Qualquer um que tenha sido razoavelmente ativo nas comunidades automobilísticas nos últimos dez anos conhece Mike Burroughs, ou ao menos seu trabalho: ele é dono do site Stanceworks, um dos veículos que ajudaram a popularizar a estética dos carros rebaixados impecáveis, com suspensão a ar e cambagem negativa que inundaram a cena na década passada.
O próprio Mike Burroughs ficou conhecido por alguns projetos assim – em especial usando modelos da BMW fabricados nas décadas de 70 e 80 – e, de certa forma, ajudou a construir a estética do “euro look” na época. Mas agora ele decidiu embarcar em seu projeto mais radical, funcional e ousado.
“Agora”, na verdade, é uma imprecisão. ConformeMike contou à Road and Track, a ideia para o projeto já existe faz um bom tempo.
Para começar, Mike queria uma 308 há tempos, desde que estava na faculdade. “Meu pai apresentava os programas de TV da Motor Trend e da Car and Driver e adorava esse carro, então eu sempre quis um”, ele contou à revista. “A semente foi plantada há uns dez anos e isso nunca me saiu da cabeça.”

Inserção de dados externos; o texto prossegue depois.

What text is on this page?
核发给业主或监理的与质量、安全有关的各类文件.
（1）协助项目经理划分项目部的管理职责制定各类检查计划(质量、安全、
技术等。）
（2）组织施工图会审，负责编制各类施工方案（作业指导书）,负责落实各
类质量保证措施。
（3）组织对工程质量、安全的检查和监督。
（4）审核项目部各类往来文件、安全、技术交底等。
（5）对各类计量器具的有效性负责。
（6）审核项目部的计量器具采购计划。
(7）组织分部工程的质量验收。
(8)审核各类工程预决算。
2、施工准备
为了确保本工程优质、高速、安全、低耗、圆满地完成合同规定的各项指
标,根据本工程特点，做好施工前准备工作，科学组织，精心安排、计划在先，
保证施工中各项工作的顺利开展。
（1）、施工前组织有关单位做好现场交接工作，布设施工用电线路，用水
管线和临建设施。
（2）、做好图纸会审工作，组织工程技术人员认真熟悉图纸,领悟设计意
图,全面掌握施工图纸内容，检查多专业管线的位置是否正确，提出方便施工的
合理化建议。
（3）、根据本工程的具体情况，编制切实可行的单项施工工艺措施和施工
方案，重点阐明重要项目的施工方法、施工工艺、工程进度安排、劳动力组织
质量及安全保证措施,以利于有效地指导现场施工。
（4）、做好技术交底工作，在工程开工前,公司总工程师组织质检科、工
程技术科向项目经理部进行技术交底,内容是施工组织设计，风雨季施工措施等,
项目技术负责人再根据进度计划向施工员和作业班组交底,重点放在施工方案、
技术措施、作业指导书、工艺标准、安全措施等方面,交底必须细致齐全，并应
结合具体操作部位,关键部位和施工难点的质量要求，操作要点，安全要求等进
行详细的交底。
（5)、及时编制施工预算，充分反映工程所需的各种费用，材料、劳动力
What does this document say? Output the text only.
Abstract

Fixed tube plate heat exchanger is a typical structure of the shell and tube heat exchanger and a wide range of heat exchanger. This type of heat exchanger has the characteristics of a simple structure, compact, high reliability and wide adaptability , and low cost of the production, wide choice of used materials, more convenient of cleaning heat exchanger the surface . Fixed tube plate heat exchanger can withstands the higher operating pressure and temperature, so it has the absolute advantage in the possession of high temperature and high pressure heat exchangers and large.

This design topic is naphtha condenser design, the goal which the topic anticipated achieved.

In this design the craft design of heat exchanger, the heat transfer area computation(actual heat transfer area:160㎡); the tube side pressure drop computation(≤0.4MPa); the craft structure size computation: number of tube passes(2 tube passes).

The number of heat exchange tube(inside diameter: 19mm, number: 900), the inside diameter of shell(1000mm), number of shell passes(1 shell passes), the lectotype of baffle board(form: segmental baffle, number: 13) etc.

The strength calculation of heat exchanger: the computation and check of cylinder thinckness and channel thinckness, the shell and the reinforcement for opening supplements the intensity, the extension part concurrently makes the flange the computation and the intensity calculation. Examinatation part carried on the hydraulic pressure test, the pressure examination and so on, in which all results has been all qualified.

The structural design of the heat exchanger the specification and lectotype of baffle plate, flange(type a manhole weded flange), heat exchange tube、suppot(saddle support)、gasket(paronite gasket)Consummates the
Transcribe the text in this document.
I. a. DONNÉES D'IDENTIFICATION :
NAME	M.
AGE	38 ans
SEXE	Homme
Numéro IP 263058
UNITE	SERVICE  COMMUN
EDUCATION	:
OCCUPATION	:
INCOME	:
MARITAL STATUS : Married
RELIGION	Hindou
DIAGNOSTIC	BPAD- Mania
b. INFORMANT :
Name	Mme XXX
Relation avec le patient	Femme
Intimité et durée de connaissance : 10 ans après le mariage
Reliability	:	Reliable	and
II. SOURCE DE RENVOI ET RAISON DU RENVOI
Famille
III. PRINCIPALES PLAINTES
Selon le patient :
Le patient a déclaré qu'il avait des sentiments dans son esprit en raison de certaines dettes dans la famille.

Pode ser surpreendente, vindo de um cara que dedicou boa parte de sua carreira ao movimento do stance, mas a 308 será um carro totalmente funcional, voltado para time attacks – provas de volta rápida com regulamento bastante frouxo, onde sempre brotam projetos insanos. Nesse tipo de competição dá-se igual atenção a motor, freios, aerodinâmica e redução de peso com o único objetivo de baixar tempos de volta. Já vimos muscle cars, hot hatches e até sedãs esportivos preparados para time attack. Mas uma Ferrari com motor K24 é algo novo até para os mais calejados. E a combinação perfeita para viralizar automaticamente nas internets, embora esse provavelmente seja o menor dos objetivos.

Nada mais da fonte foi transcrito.